May presented Rachel's Challenge to high school students Monday morning and to community members Monday night. It is a presentation meant to encourage audience members to "start a chain reaction" of kindness in their schools, at their workplaces and at home.
"It doesn't take big acts," May said. "They multiply. Just start and see what happens."
He shared Scott's story of being the first one murdered on April 20, 1999, while she was eating lunch on her school lawn. Scott was one of 13 victims killed by two high school students who opened fire at the high school, then took their own lives.
Now May and other Scott family members and friends travel around the country, sharing her story and hoping to inspire audiences.

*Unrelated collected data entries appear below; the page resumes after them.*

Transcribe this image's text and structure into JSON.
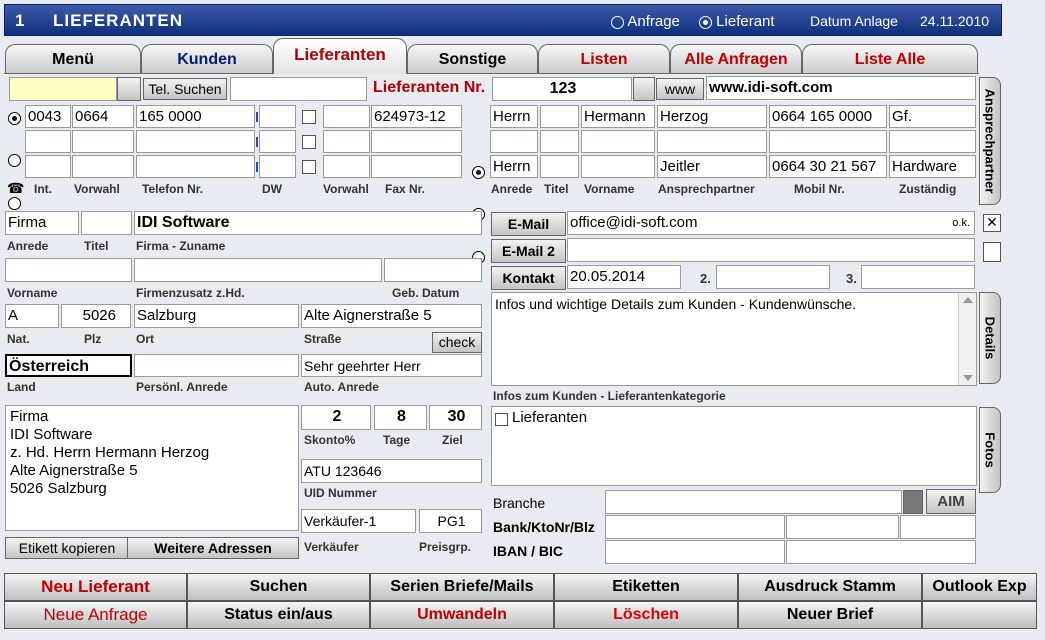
{
  "window": {
    "number": "1",
    "title": "LIEFERANTEN",
    "mode_anfrage": "Anfrage",
    "mode_lieferant": "Lieferant",
    "datum_label": "Datum Anlage",
    "datum_value": "24.11.2010"
  },
  "tabs": [
    "Menü",
    "Kunden",
    "Lieferanten",
    "Sonstige",
    "Listen",
    "Alle Anfragen",
    "Liste Alle"
  ],
  "search": {
    "tel_button": "Tel. Suchen",
    "lieferanten_nr_label": "Lieferanten Nr.",
    "lieferanten_nr": "123",
    "www_button": "www",
    "website": "www.idi-soft.com"
  },
  "phones": [
    {
      "int": "0043",
      "vorwahl": "0664",
      "telefon": "165 0000",
      "dw": "",
      "fax_vorwahl": "",
      "fax": "624973-12"
    },
    {
      "int": "",
      "vorwahl": "",
      "telefon": "",
      "dw": "",
      "fax_vorwahl": "",
      "fax": ""
    },
    {
      "int": "",
      "vorwahl": "",
      "telefon": "",
      "dw": "",
      "fax_vorwahl": "",
      "fax": ""
    }
  ],
  "phone_labels": {
    "int": "Int.",
    "vorwahl": "Vorwahl",
    "telefon": "Telefon Nr.",
    "dw": "DW",
    "fax_vorwahl": "Vorwahl",
    "fax": "Fax Nr."
  },
  "contacts": [
    {
      "anrede": "Herrn",
      "titel": "",
      "vorname": "Hermann",
      "name": "Herzog",
      "mobil": "0664 165 0000",
      "zustaendig": "Gf."
    },
    {
      "anrede": "",
      "titel": "",
      "vorname": "",
      "name": "",
      "mobil": "",
      "zustaendig": ""
    },
    {
      "anrede": "Herrn",
      "titel": "",
      "vorname": "",
      "name": "Jeitler",
      "mobil": "0664 30 21 567",
      "zustaendig": "Hardware"
    }
  ],
  "contact_labels": {
    "anrede": "Anrede",
    "titel": "Titel",
    "vorname": "Vorname",
    "name": "Ansprechpartner",
    "mobil": "Mobil Nr.",
    "zustaendig": "Zuständig"
  },
  "side_tabs": {
    "ansprechpartner": "Ansprechpartner",
    "details": "Details",
    "fotos": "Fotos"
  },
  "company": {
    "anrede": "Firma",
    "titel": "",
    "name": "IDI Software",
    "vorname": "",
    "zusatz": "",
    "geb_datum": "",
    "nat": "A",
    "plz": "5026",
    "ort": "Salzburg",
    "strasse": "Alte Aignerstraße 5",
    "land": "Österreich",
    "pers_anrede": "",
    "auto_anrede": "Sehr geehrter Herr"
  },
  "company_labels": {
    "anrede": "Anrede",
    "titel": "Titel",
    "name": "Firma - Zuname",
    "vorname": "Vorname",
    "zusatz": "Firmenzusatz z.Hd.",
    "geb_datum": "Geb. Datum",
    "nat": "Nat.",
    "plz": "Plz",
    "ort": "Ort",
    "strasse": "Straße",
    "check": "check",
    "land": "Land",
    "pers_anrede": "Persönl. Anrede",
    "auto_anrede": "Auto.  Anrede"
  },
  "address_block": [
    "Firma",
    "IDI Software",
    "z. Hd. Herrn Hermann Herzog",
    "Alte Aignerstraße 5",
    "5026 Salzburg"
  ],
  "address_buttons": {
    "copy": "Etikett kopieren",
    "more": "Weitere Adressen"
  },
  "terms": {
    "skonto": "2",
    "tage": "8",
    "ziel": "30",
    "skonto_label": "Skonto%",
    "tage_label": "Tage",
    "ziel_label": "Ziel",
    "uid": "ATU 123646",
    "uid_label": "UID Nummer",
    "verkaeufer": "Verkäufer-1",
    "preisgrp": "PG1",
    "verkaeufer_label": "Verkäufer",
    "preisgrp_label": "Preisgrp."
  },
  "email": {
    "label1": "E-Mail",
    "value1": "office@idi-soft.com",
    "ok": "o.k.",
    "label2": "E-Mail 2",
    "value2": "",
    "kontakt_label": "Kontakt",
    "kontakt1": "20.05.2014",
    "n2": "2.",
    "kontakt2": "",
    "n3": "3.",
    "kontakt3": ""
  },
  "info": {
    "text": "Infos und wichtige Details zum Kunden - Kundenwünsche.",
    "kategorie_label": "Infos zum Kunden - Lieferantenkategorie",
    "kategorie_item": "Lieferanten"
  },
  "bank": {
    "branche_label": "Branche",
    "branche_value": "",
    "aim": "AIM",
    "bank_label": "Bank/KtoNr/Blz",
    "iban_label": "IBAN / BIC"
  },
  "bottom_row1": [
    "Neu Lieferant",
    "Suchen",
    "Serien Briefe/Mails",
    "Etiketten",
    "Ausdruck Stamm",
    "Outlook Exp"
  ],
  "bottom_row2": [
    "Neue Anfrage",
    "Status ein/aus",
    "Umwandeln",
    "Löschen",
    "Neuer Brief",
    ""
  ]
}
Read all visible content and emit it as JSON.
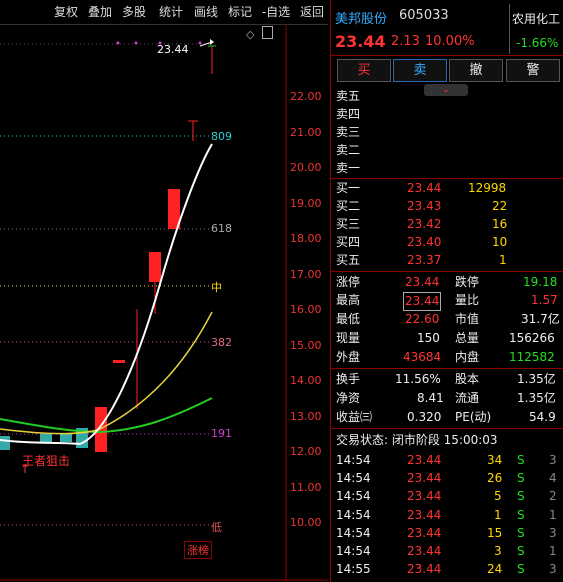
{
  "toolbar": {
    "items": [
      "复权",
      "叠加",
      "多股",
      "统计",
      "画线",
      "标记",
      "-自选",
      "返回"
    ]
  },
  "chart": {
    "price_label": "23.44",
    "y_ticks": [
      "22.00",
      "21.00",
      "20.00",
      "19.00",
      "18.00",
      "17.00",
      "16.00",
      "15.00",
      "14.00",
      "13.00",
      "12.00",
      "11.00",
      "10.00"
    ],
    "fib_labels": [
      "809",
      "618",
      "中",
      "382",
      "191",
      "低"
    ],
    "annotation": "王者狙击",
    "bottom_tag": "涨榜",
    "colors": {
      "white_line": "#ffffff",
      "yellow_line": "#e8d23a",
      "green_line": "#22cc22",
      "up_candle": "#ff2222"
    }
  },
  "stock": {
    "name": "美邦股份",
    "code": "605033",
    "sector": "农用化工",
    "sector_change": "-1.66%",
    "price": "23.44",
    "change": "2.13",
    "change_pct": "10.00%"
  },
  "actions": {
    "buy": "买",
    "sell": "卖",
    "cancel": "撤",
    "alert": "警"
  },
  "asks": [
    {
      "label": "卖五",
      "price": "",
      "vol": ""
    },
    {
      "label": "卖四",
      "price": "",
      "vol": ""
    },
    {
      "label": "卖三",
      "price": "",
      "vol": ""
    },
    {
      "label": "卖二",
      "price": "",
      "vol": ""
    },
    {
      "label": "卖一",
      "price": "",
      "vol": ""
    }
  ],
  "bids": [
    {
      "label": "买一",
      "price": "23.44",
      "vol": "12998"
    },
    {
      "label": "买二",
      "price": "23.43",
      "vol": "22"
    },
    {
      "label": "买三",
      "price": "23.42",
      "vol": "16"
    },
    {
      "label": "买四",
      "price": "23.40",
      "vol": "10"
    },
    {
      "label": "买五",
      "price": "23.37",
      "vol": "1"
    }
  ],
  "stats": [
    {
      "l1": "涨停",
      "v1": "23.44",
      "l2": "跌停",
      "v2": "19.18"
    },
    {
      "l1": "最高",
      "v1": "23.44",
      "l2": "量比",
      "v2": "1.57"
    },
    {
      "l1": "最低",
      "v1": "22.60",
      "l2": "市值",
      "v2": "31.7亿"
    },
    {
      "l1": "现量",
      "v1": "150",
      "l2": "总量",
      "v2": "156266"
    },
    {
      "l1": "外盘",
      "v1": "43684",
      "l2": "内盘",
      "v2": "112582"
    }
  ],
  "stats2": [
    {
      "l1": "换手",
      "v1": "11.56%",
      "l2": "股本",
      "v2": "1.35亿"
    },
    {
      "l1": "净资",
      "v1": "8.41",
      "l2": "流通",
      "v2": "1.35亿"
    },
    {
      "l1": "收益㈢",
      "v1": "0.320",
      "l2": "PE(动)",
      "v2": "54.9"
    }
  ],
  "status_line": "交易状态: 闭市阶段 15:00:03",
  "ticks": [
    {
      "time": "14:54",
      "price": "23.44",
      "vol": "34",
      "side": "S",
      "n": "3"
    },
    {
      "time": "14:54",
      "price": "23.44",
      "vol": "26",
      "side": "S",
      "n": "4"
    },
    {
      "time": "14:54",
      "price": "23.44",
      "vol": "5",
      "side": "S",
      "n": "2"
    },
    {
      "time": "14:54",
      "price": "23.44",
      "vol": "1",
      "side": "S",
      "n": "1"
    },
    {
      "time": "14:54",
      "price": "23.44",
      "vol": "15",
      "side": "S",
      "n": "3"
    },
    {
      "time": "14:54",
      "price": "23.44",
      "vol": "3",
      "side": "S",
      "n": "1"
    },
    {
      "time": "14:55",
      "price": "23.44",
      "vol": "24",
      "side": "S",
      "n": "3"
    }
  ]
}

"We want to turn this culture around from violence to kindness," May said.
May also met with a small group of about 40 high school and Craig Middle School students, a group dubbed the Friends of Rachel, on Monday morning.
He taught the students -- who will meet weekly to spread the Rachel's Challenge message -- tactics for reaching out to others.
He advised them not to underestimate the importance of behind-the-scenes kindness.
"Do what's right when nobody's looking," May said. "You'll change the world doing that."
Small acts of kindness are what defined Scott, May said. He described situations when Scott offered to eat lunch with a student new to her school and stood up for a student who was being bullied.
"I want you to think of ways -- creative ways -- that you can show kindness to those around you," May said.
That's what Scott asked for in an essay she wrote for a high school class one month before her death.
"I have this theory that if one person can go out of their way to show compassion, then it will start a chain reaction of the same," Scott wrote. "People will never know how far a little kindness can go."
After May's presentation, he asked students to sign Rachel's Challenge, an agreement that asks them to:
Eliminate prejudice by looking for the best in others
Dare to dream
Choose positive influences
Small acts of kindness equal a huge impact
Start a chain reaction with family and friends.
"If you're serious about keeping this challenge, we want you to sign it," May said.
Dustin Carlson, one eighth-grader chosen to carry the message on as he grows, said his school could benefit from the program.
"There's a lot of bullying, name calling and all that," Carlson said.
Todd thinks students were touched and will take to heart the message Rachel's Challenge brought to the students.
"I think it'll open people's eyes that there's more to people than just their appearance," Todd said. "It inspires me to pass on kindness."